Pregnancy pillows can make this even more comfortable. Even if you’re used to sleeping on your side, the added pressures of a baby bump may hurt your back, plus the support from the pillow holding up that bump will be a welcomed relief. But even without an official "pregnancy pillow," the APA suggested sleeping with your legs and knees bent, with some sort of pillow between your legs.
For those who are back sleepers, that might need to change for a while — nine to 10 months to be exact. Not only is it not particularly comfortable for you, as it causes backaches, trouble breathing, and hemorrhoids, but it "also causes low blood pressure and a decrease in circulation for your heart and your baby," the APA noted. "This is a result of your abdomen resting on your intestines and major blood vessels (the aorta and vena cava)."

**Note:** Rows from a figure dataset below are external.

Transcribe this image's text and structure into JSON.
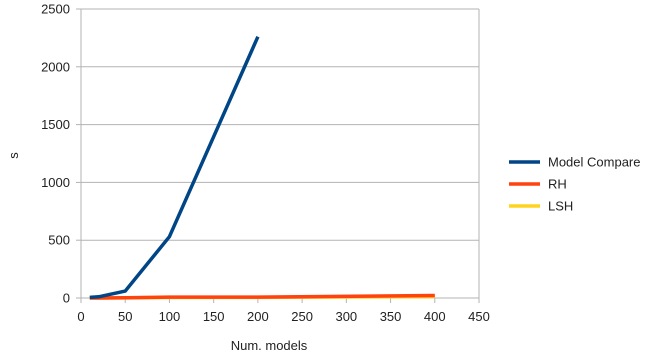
{
  "chart_data": {
    "type": "line",
    "xlabel": "Num. models",
    "ylabel": "s",
    "xlim": [
      0,
      450
    ],
    "ylim": [
      0,
      2500
    ],
    "x_ticks": [
      0,
      50,
      100,
      150,
      200,
      250,
      300,
      350,
      400,
      450
    ],
    "y_ticks": [
      0,
      500,
      1000,
      1500,
      2000,
      2500
    ],
    "grid": "horizontal",
    "legend_position": "right",
    "series": [
      {
        "name": "Model Compare",
        "color": "#004586",
        "x": [
          10,
          20,
          50,
          100,
          200
        ],
        "y": [
          5,
          10,
          60,
          530,
          2260
        ]
      },
      {
        "name": "RH",
        "color": "#ff420e",
        "x": [
          10,
          20,
          50,
          100,
          200,
          400
        ],
        "y": [
          0,
          0,
          2,
          8,
          8,
          22
        ]
      },
      {
        "name": "LSH",
        "color": "#ffd320",
        "x": [
          10,
          20,
          50,
          100,
          200,
          400
        ],
        "y": [
          0,
          0,
          1,
          4,
          5,
          12
        ]
      }
    ]
  }
}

As for stomach sleepers, the farther along in your pregnancy, the bigger your bump will be, and the harder it will be to lay comfortably on your stomach.
While sleeping in any position at any point during your pregnancy, the APA suggested propping yourself up on pillows to help with heartburn and to help with any shortness of breath you may be feeling. Most women feel short of breath while they’re pregnant, because their growing uterus is putting pressure on their diaphragm during later pregnancy. Shortness of breath at the beginning of pregnancy is usually from the hormone progesterone affecting your lungs and "stimulating the respiratory center of your brain," according to Baby Center.

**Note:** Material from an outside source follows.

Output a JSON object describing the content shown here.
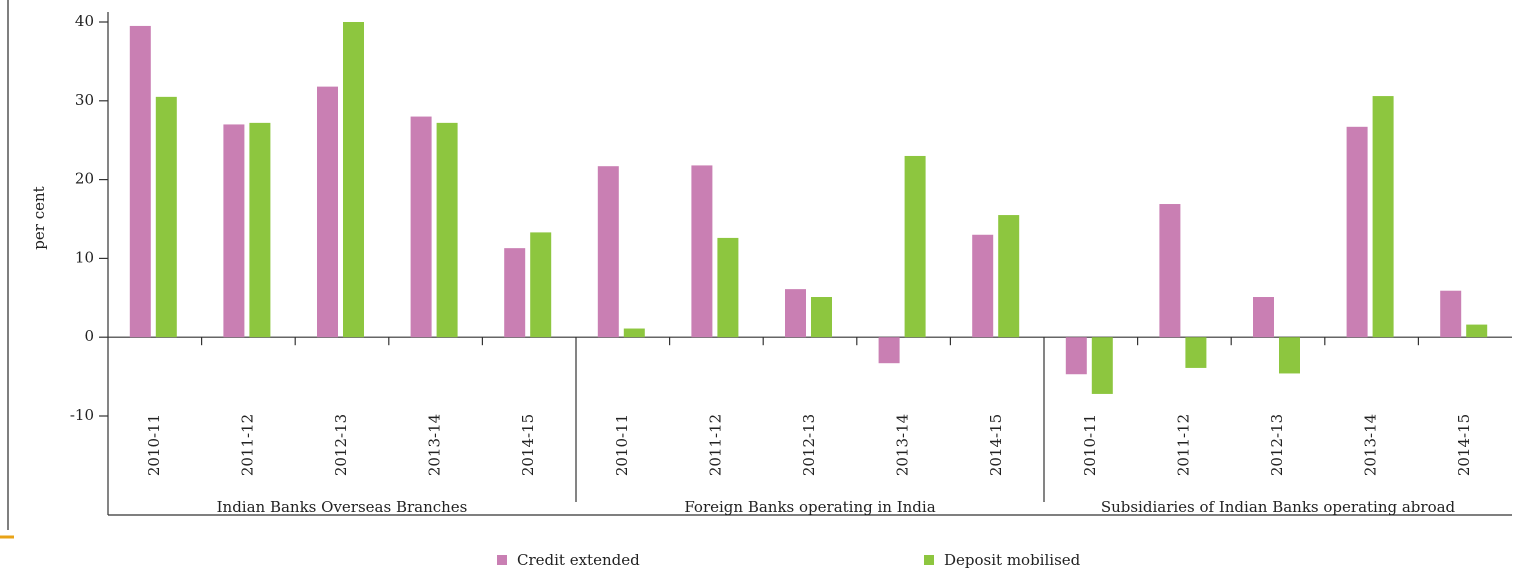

If you’re a back or stomach sleeper, it looks like you may be changing that when you’re pregnant — at least for nine or 10 months. But at least you know there’s an end in sight, right? Plus, making sure that sweet baby is getting all the nutrients and circulation they need, and is safe and snug (and you can breathe), is worth it. Try to take a deep breath, turn on the Enya, and snuggle up to that pregnancy pillow. Hopefully you’ll be catching some sweet Zs in no time.